Assurance Frameworks and the energy supply chain

Jake Holloway, Chief Product Officer at Crossword Cybersecurity PLC, explains why Supplier Assurance Frameworks are becoming more-and-more essential.

The nature of the energy industry means that it inherently has complex supply chains. Each organisation in the chain is a potential weakness that can impact the provision of energy to critical infrastructure, businesses and consumers. Those points of weakness, as we have seen in recent years, can lead to outages because, ultimately, our energy supplies are only as strong as the weakest link in the chain. Only in August this year we saw outages across the South East of England, caused by a ‘seemingly’ impossible combination of circumstances. But equally, we hear examples across the globe of nation states and hacking groups exploiting cyber security weaknesses in the supply chain to take supplies offline, such as those affecting the Ukraine in 2015 and 2016.

A new era of supply chain management

In order to manage risks and build healthy and resilient energy supply chains, the right supplier assurance processes need to be in place. This could be seen as a challenge for procurement teams and the supplier onboarding process, but it reaches much further, with risk assessments needed across areas as diverse as certification, equipment handling, quality control, the Modern Slavery Act, Health & Safety, GDPR and cyber security to name but a few.

Each of these areas impacts departments in different ways, and indeed may require specialist expertise to assess the risks. Cyber security is a great example, where a weakness such as an unpatched VoIP phone or IoT sensor, may be exploited in one supplier to reach other parts of the supply chain.

Normally, supplier assurance and procurement teams would stay well away from these technical and complex areas. For instance, with cyber security, where supplier due diligence requires a cyber security assessment, it’s happily handed over to specialists – whether internal or external. Any reports, risk acceptance or remediation activities are left with the specialists while supplier assurance teams focus on the core of financial risk, insurance cover, standards, supply continuity and so on.

Building a Supplier Assurance Framework

Organisations need a different approach to reduce risks associated with suppliers, vendors and other third parties. One that combines the supplier assurance and procurement team’s approach based on good practise, controls, evidence of governance and commitments to improvement, with the deeper technical understanding of other teams. Supplier assurance and procurement teams have a far greater role to play in this than they may imagine through the implementation of a Supplier Assurance Framework.

A good framework, starts with the need for supplier assurance and other departments to gain an improved understanding about each other’s domains, objectives and responsibilities. A starting point is for them to jointly develop Supplier Impact criteria that systematically assess how much inherent risk every supplier or third party may have in that departments sphere.

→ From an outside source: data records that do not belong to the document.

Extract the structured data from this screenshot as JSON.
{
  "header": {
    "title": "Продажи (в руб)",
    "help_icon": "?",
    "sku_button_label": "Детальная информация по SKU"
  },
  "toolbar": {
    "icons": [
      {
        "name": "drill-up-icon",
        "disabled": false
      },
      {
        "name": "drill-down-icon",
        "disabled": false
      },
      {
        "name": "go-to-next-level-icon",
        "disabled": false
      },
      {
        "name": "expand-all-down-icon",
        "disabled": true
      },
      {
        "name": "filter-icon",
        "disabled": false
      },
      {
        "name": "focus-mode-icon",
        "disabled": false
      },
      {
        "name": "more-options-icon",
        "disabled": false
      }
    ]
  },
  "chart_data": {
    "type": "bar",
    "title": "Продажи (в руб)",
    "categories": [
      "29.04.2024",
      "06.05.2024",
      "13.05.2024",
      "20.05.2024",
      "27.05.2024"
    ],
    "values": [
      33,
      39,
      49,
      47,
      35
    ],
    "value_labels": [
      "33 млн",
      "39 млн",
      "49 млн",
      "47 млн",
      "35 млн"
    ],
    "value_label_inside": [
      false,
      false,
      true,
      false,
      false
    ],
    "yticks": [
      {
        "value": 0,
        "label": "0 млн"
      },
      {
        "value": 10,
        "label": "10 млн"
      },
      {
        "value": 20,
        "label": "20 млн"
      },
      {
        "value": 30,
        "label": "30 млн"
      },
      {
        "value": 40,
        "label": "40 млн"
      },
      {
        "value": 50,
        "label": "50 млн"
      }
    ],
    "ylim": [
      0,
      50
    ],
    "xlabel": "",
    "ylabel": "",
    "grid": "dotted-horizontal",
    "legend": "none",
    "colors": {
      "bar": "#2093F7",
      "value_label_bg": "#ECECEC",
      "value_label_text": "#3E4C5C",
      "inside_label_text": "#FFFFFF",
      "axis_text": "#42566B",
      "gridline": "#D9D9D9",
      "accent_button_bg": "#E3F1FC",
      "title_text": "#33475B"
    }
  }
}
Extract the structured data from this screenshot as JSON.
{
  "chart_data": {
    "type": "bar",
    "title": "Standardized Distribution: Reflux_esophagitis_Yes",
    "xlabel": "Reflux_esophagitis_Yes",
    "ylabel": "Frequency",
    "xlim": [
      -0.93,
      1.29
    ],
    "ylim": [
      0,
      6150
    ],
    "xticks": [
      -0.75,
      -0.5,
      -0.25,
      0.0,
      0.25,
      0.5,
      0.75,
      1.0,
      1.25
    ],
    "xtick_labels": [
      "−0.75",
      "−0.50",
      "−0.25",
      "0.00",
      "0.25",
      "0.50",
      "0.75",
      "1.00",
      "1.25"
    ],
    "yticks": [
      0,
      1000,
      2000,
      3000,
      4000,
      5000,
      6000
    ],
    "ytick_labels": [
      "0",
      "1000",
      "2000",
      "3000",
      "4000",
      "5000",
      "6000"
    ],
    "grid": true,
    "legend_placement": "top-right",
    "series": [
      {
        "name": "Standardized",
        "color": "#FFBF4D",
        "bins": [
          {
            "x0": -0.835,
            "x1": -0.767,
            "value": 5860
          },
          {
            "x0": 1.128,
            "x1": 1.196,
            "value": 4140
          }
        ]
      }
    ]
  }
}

Each supplier can then be measured against these criteria, and their supplier impact level established. A different approach for each level of impact should be agreed jointly and completely standardised across the organisation. For example, for suppliers with a Very High impact, the supplier should be expected to demonstrate a high level of internal controls. For cyber security, for example, this should take the shape of obtaining or working to achieve high standards such as ISO27001, IASME Governance or NIST. This means it’s the supplier’s responsibility to show a serious level of control rather than the hard-pressed cyber security team’s responsibility to dive into hundreds of hours of audit work. It also has the benefit of being easy for a non-cyber specialist to determine if the standard is present or not.

Where a technical assessment is needed, such as a penetration test or at least a “pen test” report from a credible third party, then the supplier assurance team can be responsible for managing that this takes place – handing over the responsibility to the cyber teams or external testers where needed. This ‘management of risk’ role cannot be handed over though, as tempting as it is when the talk gets incomprehensibly technical.

The approach at each level of supplier impact should also contain the ongoing levels of compliance required in order to maintain good risk management. Again, the supplier assurance team can timetable these ongoing reviews and focus on the governance of third-party risk – whether cyber, materials, continuity, financial or regulatory.

Shared supplier risk information

What really helps is that the different teams involved in supplier risk start to use shared information systems to record and visualise supplier risks. We have seen users creating really impressive supplier scorecards showing a combined view of financial, cyber, GDPR, slavery and other risks all on one simple chart for each supplier. This gives them a shared understanding of the totality of risk from each supplier and helps specialist teams, such as IT, and the supplier assurance team understand how their worlds fit together.

At a time when the energy industry is facing threats arguably greater than ever before, building a supplier assurance framework helps companies take control of their third-party risks, by allowing them to control, manage and measure their exposure.